Nvidia could actually weather such a hit in the short term, given its strong financial cushion and still booming demand for AI chips from large U.S. tech companies that are so far keeping their 2025 capital spending plans in place. But in the long run, limiting Nvidia in this way could have ripple effects that end up being more damaging. The rules effectively limit the size of the global market for Nvidia and other American companies, such as Advanced Micro Devices.
This in turn would create opportunities not just for Chinese national champions like Huawei, but also other competitors in South Korea, Japan and Europe—effectively meaning that more global AI revenue ends up in non-American hands.

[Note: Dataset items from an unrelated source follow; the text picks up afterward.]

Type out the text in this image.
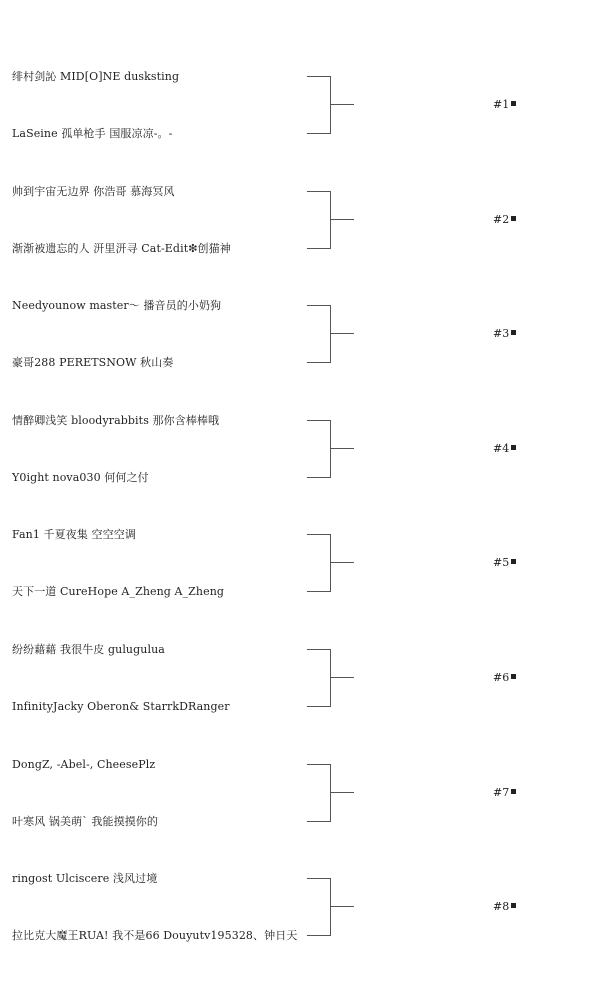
绯村剑訫 MID[O]NE dusksting
LaSeine 孤单枪手 国服凉凉-。-
#1
帅到宇宙无边界 你浩哥 慕海冥风
渐渐被遗忘的人 汧里汧寻 Cat-Edit❇创猫神
#2
Needyounow master～ 播音员的小奶狗
豪哥288 PERETSNOW 秋山奏
#3
情醉卿浅笑 bloodyrabbits 那你含棒棒哦
Y0ight nova030 何何之付
#4
Fan1 千夏夜集 空空空调
天下一道 CureHope A_Zheng A_Zheng
#5
纷纷藉藉 我很牛皮 gulugulua
InfinityJacky Oberon& StarrkDRanger
#6
DongZ, -Abel-, CheesePlz
叶寒风 锅美萌` 我能摸摸你的
#7
ringost Ulciscere 浅风过境
拉比克大魔王RUA! 我不是66 Douyutv195328、钟日天
#8
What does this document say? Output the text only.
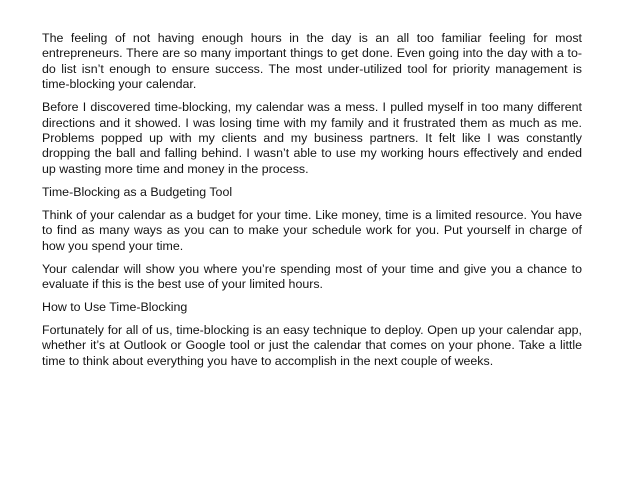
The feeling of not having enough hours in the day is an all too familiar feeling for most entrepreneurs. There are so many important things to get done. Even going into the day with a to-do list isn’t enough to ensure success. The most under-utilized tool for priority management is time-blocking your calendar.

Before I discovered time-blocking, my calendar was a mess. I pulled myself in too many different directions and it showed. I was losing time with my family and it frustrated them as much as me. Problems popped up with my clients and my business partners. It felt like I was constantly dropping the ball and falling behind. I wasn’t able to use my working hours effectively and ended up wasting more time and money in the process.

Time-Blocking as a Budgeting Tool

Think of your calendar as a budget for your time. Like money, time is a limited resource. You have to find as many ways as you can to make your schedule work for you. Put yourself in charge of how you spend your time.

Your calendar will show you where you’re spending most of your time and give you a chance to evaluate if this is the best use of your limited hours.

How to Use Time-Blocking

Fortunately for all of us, time-blocking is an easy technique to deploy. Open up your calendar app, whether it’s at Outlook or Google tool or just the calendar that comes on your phone. Take a little time to think about everything you have to accomplish in the next couple of weeks.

That would be a worst-case scenario for Nvidia. There is also a range of less severe outcomes. In a report last month, TD Cowen’s policy analyst Paul Gallant said a realistic option is for the Trump administration to “create a path for a larger total number of countries to enter Tier 1," the status that allows for nearly unlimited purchases of graphics-processing-unit, or GPU, chips.
Another possibility is for a deal to be struck. Nvidia has been fighting the diffusion rules since the Biden administration introduced them last year. Chief Executive Jensen Huang visited President Trump at the White House in January and attended a fundraising dinner at Trump’s Mar-a-Lago resort in early April.
That visit came before news of the H20 ban—but also before Nvidia announced a plan to spend up to $500 billion making AI supercomputers in the U.S.
“We struggle to see Nvidia agreeing to make $500 billion in AI infrastructure investment in the U.S. if both the H20 would be banned AND that it would be unsuccessful in killing the AI Diffusion Rule," UBS analyst Tim Arcuri wrote in an April 15 note to clients.
For Nvidia, keeping its global market open may lie in the art of the deal.